Hatte er damals noch einen andern, geheimeren Zweck mit der weiten Entfernung des Jünglings verfolgt? Unbewußt vielleicht – doch jetzt war er lang vergessen. In seinem Gedächtniß haftete lang nur noch das »Niemals«, das Karin gesprochen, als er auf den Wassern der Göta-Elf gefragt: »Willst Du zu Gustav Rosen zurück?«
»Niemals. Zwischen mir und ihm liegt ein Abgrund, wie der Trollhätta zwischen diesem Ufer und jenem. Mein Herz gehört dem nicht mehr, der Schweden verrieth.«
Was wußte Gustav Rosen von den Augen Karin's, die Schweden gehörten? Was weiß Gustav Wasa von den Augen Karin's, die Gustav Rosen geliebt?«
Nun ist Schweden befreit.
Hatte der Gesandte Gustav Erichson's an den deutschen Kaiser gedacht, er könne auch eine andere Schuld dadurch sühnen? Hatte er gedacht, er werde zurückkommen und sagen können: ich war verblendet, als ich Schweden verrieth – jetzt habe ich geholfen, Dein und mein Vaterland zu retten!?
Der Weg ist weit vom Trollhätta bis an die Alpen. Als Gustav Rosen's Fuß Upsala betrat, läuteten die Glocken des Doms, läuteten alle Glocken Schwedens zur Hochzeit seiner Königin.
Es war ein stolzer, ritterlicher König, in dessen Hände sie die ihren gelegt; es war ein starker, ein weiser und war ein edler Mann.

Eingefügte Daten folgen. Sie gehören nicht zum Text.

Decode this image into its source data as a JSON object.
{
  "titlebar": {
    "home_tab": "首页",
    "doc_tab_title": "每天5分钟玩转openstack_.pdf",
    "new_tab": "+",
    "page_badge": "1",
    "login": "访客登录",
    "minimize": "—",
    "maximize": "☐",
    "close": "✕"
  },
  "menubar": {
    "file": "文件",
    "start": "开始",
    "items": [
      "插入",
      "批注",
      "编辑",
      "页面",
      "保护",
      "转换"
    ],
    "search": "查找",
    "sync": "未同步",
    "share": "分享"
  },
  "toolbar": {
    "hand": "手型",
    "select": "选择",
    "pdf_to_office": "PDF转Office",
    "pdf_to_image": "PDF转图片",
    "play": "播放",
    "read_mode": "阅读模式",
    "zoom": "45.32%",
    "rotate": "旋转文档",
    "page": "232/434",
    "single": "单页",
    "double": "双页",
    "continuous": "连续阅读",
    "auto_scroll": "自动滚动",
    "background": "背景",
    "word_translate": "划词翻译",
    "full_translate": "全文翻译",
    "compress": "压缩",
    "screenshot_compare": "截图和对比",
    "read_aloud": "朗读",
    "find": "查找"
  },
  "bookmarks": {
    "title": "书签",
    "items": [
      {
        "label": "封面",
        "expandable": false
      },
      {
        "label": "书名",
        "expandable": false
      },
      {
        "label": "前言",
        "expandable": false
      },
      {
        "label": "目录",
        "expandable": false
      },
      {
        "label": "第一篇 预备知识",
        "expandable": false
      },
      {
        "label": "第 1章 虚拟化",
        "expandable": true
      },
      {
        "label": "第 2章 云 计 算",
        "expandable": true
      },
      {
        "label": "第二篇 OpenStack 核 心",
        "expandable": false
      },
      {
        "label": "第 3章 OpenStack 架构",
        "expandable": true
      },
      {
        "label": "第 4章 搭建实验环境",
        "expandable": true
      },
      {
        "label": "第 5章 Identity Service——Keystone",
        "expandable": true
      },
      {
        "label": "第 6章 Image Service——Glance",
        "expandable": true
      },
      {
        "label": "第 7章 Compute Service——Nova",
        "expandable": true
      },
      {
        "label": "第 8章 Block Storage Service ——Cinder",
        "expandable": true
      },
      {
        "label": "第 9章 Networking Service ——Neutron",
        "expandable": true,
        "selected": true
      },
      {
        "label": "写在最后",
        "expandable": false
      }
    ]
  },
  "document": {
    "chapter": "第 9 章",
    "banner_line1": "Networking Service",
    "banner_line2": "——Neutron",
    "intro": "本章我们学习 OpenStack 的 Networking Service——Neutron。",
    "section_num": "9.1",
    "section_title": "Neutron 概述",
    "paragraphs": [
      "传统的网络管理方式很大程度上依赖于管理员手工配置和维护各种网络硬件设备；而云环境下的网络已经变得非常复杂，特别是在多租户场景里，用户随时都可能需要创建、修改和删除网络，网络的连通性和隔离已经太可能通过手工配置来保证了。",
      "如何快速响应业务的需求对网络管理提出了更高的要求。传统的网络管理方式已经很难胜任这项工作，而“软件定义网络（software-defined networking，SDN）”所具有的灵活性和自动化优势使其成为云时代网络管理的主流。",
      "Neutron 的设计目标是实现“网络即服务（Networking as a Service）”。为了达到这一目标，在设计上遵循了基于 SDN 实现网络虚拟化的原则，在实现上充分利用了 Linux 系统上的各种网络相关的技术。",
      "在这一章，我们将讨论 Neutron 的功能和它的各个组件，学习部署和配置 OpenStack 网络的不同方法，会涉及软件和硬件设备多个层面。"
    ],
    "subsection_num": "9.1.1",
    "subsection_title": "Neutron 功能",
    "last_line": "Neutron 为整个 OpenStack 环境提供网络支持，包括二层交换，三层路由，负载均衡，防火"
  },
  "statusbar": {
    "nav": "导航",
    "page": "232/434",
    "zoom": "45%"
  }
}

Wohl gab es keine Jungfrau im Schwedenlande, die heut' nicht Karin's Schicksal beneidete, wohl vielleicht manchen Mann auch, der Gustav Wasa's neue Krone geringer an Werth geschätzt hätte, als die weiße Perle, die, wie aus dem Schaum des Trollhätta ans Licht getragen, goldumrahmt an seiner Seite saß. Auch sie erhob sich bei dem letzten Wort, das er gesprochen – »Dich, Gustav Rosen!« sagte er, und sie stand auf. Ein Blick, der erste von ihr, fiel an das Ende des Tisches – eine Secunde lang war die Königin von Schweden aus dem Sessel verschwunden und das ferne Bild hinter ihr kam heran und stand einsam und fremd da im Festessaal zu Upsala – dann wichen die Augen Karin's zur Seite, und es schwand wieder zurück in die weite Ferne, unerreichbar, unwiederbringlich.
Und tiefer sank die Nacht, und die Mitternacht kam und mit ihr die Stille im Hochzeitshaus zu Upsala. Schweigen lag auf dem weiten Schwedenreiche; nur ein Nordlicht, hoch bis an den Zenith aufstrahlend, stand über der alten Königsstadt.